Optional prior mixture weights; defaults to compute_w0(Bhat, length(S0)).

V

Optional residual covariance matrix (K x K). When NULL, defaults to the identity matrix of size K.

covY

Optional response covariance matrix (K x K). When NULL, defaults to the identity matrix of size K.

retain_fit

If TRUE, attaches the fitted object as the "fit" attribute on the returned weights.

...

Additional arguments forwarded to mr.mashr::mr.mash.rss.

Value

A numeric matrix of per-variant per-context weights (variants x conditions).

Details

Follows the *_rss_weights(stat, LD, ...) contract. Expects stat$z to be a numeric matrix (variants x conditions) and stat$n a per-context numeric vector or scalar. stat$Bhat and stat$Shat are used if present; otherwise derived from Z and n.

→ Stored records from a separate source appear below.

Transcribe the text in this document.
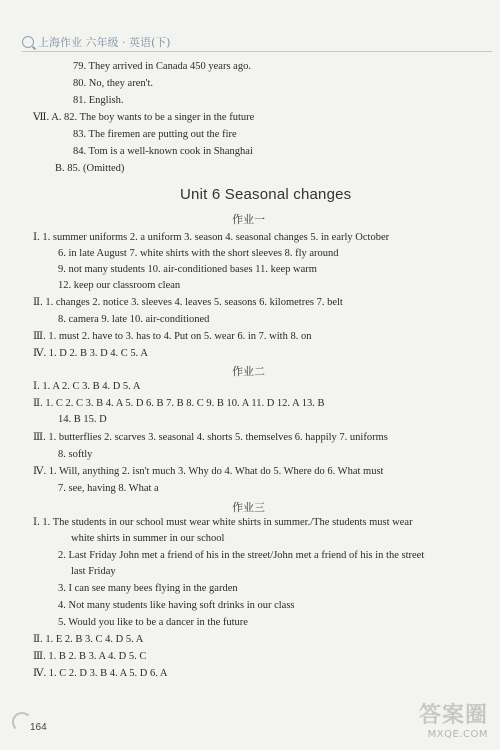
上海作业 六年级 · 英语(下)
79. They arrived in Canada 450 years ago.
80. No, they aren't.
81. English.
Ⅶ. A. 82. The boy wants to be a singer in the future
83. The firemen are putting out the fire
84. Tom is a well-known cook in Shanghai
B. 85. (Omitted)
Unit 6 Seasonal changes
作业一
Ⅰ. 1. summer uniforms 2. a uniform 3. season 4. seasonal changes 5. in early October
6. in late August 7. white shirts with the short sleeves 8. fly around
9. not many students 10. air-conditioned bases 11. keep warm
12. keep our classroom clean
Ⅱ. 1. changes 2. notice 3. sleeves 4. leaves 5. seasons 6. kilometres 7. belt
8. camera 9. late 10. air-conditioned
Ⅲ. 1. must 2. have to 3. has to 4. Put on 5. wear 6. in 7. with 8. on
Ⅳ. 1. D 2. B 3. D 4. C 5. A
作业二
Ⅰ. 1. A 2. C 3. B 4. D 5. A
Ⅱ. 1. C 2. C 3. B 4. A 5. D 6. B 7. B 8. C 9. B 10. A 11. D 12. A 13. B
14. B 15. D
Ⅲ. 1. butterflies 2. scarves 3. seasonal 4. shorts 5. themselves 6. happily 7. uniforms
8. softly
Ⅳ. 1. Will, anything 2. isn't much 3. Why do 4. What do 5. Where do 6. What must
7. see, having 8. What a
作业三
Ⅰ. 1. The students in our school must wear white shirts in summer./The students must wear
white shirts in summer in our school
2. Last Friday John met a friend of his in the street/John met a friend of his in the street
last Friday
3. I can see many bees flying in the garden
4. Not many students like having soft drinks in our class
5. Would you like to be a dancer in the future
Ⅱ. 1. E 2. B 3. C 4. D 5. A
Ⅲ. 1. B 2. B 3. A 4. D 5. C
Ⅳ. 1. C 2. D 3. B 4. A 5. D 6. A
164	答案圈
MXQE.COM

Prior construction reuses the same infrastructure as the individual-level mrmash_wrapper: compute_grid + mr.mashr::compute_canonical_covs() + mr.mashr::expand_covs() for S0, and compute_w0 for the mixture weights. Supply data_driven_prior_matrices (e.g. from compute_cov_flash / compute_cov_diag) to add data-driven covariance components alongside the canonical mixture.